If the incense in your parish is aggravating your worship experience instead of enhancing it, talk to your priest about possible solutions.

12 comments:

  1. Being a relatively recent convert to Orthodoxy (it’ll be ten years next February), I have not yet acquired a clear sense of the use of incense in the home. I use it during morning prayers, but somewhat sporadically. (My prayer corner is in a pretty tightly-sealed basement, so I’m a little concerned about what I’m doing to the air quality down there, long-term. Then there’s the build-up of soot…ah, perhaps I should move the prayer corner upstairs some day.) I appreciated your comments about the lingering smell of incense at church — I often enjoy popping into the nave one last time before going home on Sundays, after spending time in the fellowship hall. It always feels like there’s something special still going on in that room, as though the saints and angels are continuing to worship God even though the room itself is silent. It’s a pure, clean kind of silence, loaded with…something.

    1. Yes! I like to say that the nave is never truly empty. Of course God is “ever present and filling all things,” but the unseen presence of the saints and angels has always drawn me there. That sense of presence is so palpable that during my time as an inquirer, I would come to church on weekdays just to sit quietly in the temple with my journal. I had a hundred questions, but I basked in the fullness there.

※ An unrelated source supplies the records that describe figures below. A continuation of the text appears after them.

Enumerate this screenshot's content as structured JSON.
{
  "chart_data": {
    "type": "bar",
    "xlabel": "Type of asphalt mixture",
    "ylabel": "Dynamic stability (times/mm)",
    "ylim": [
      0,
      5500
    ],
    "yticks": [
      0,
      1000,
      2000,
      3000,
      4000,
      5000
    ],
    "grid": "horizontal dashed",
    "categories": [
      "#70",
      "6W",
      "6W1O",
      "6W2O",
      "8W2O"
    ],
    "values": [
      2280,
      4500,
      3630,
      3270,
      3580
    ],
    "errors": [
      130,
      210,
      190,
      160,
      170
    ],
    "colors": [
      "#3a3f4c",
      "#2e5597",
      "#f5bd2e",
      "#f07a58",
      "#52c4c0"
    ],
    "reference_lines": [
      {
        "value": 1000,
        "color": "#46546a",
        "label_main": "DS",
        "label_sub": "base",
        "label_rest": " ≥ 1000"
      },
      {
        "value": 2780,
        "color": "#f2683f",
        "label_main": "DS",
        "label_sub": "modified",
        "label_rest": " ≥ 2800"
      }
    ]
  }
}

      Also, I vote for moving the prayer corner upstairs. LOL

  2. This was wonderful! Thank you. I often light incense in the mornings while I do my readings and prayers. When my youngest son wakes up, sometime he will say “I smell God”. It always makes me smile.

  3. We keep various icons throughout our house (two prayer corners, icons in the kids’ bedrooms, etc.). On Saturday nights and the evenings of great feasts, we burn incense in a hand censer and process with the children (7, 5, 2, 1) around the house while singing either the Trisagion or the troparion of the feast. We cense the icons, arriving finally back at the family icon corner.

  4. One beautiful thing about our orthodox services is that we incorporate all 5 senses! Another reason I’m so proud and blessed to be orthodox.

  5. It is so heartening to see an article about incense which also speaks to the needs of those who cannot handle it due to a medical problem. Thank you for understanding.

  6. Our church tends to be sparing on the incense for several reasons. The chief is that our priest himself has lung issues, and our bishop not only gave him permission to use less, but checks on him regularly. But this has been a blessing as inquirers in our area can now be directed to our parish if they have sensitivities. When certain parishioners are present, no incense at all is used.

    1. This is a wonderful example of economia, the adaptation of rules to the circumstances and needs of the individual. I’m so glad your bishop is understanding.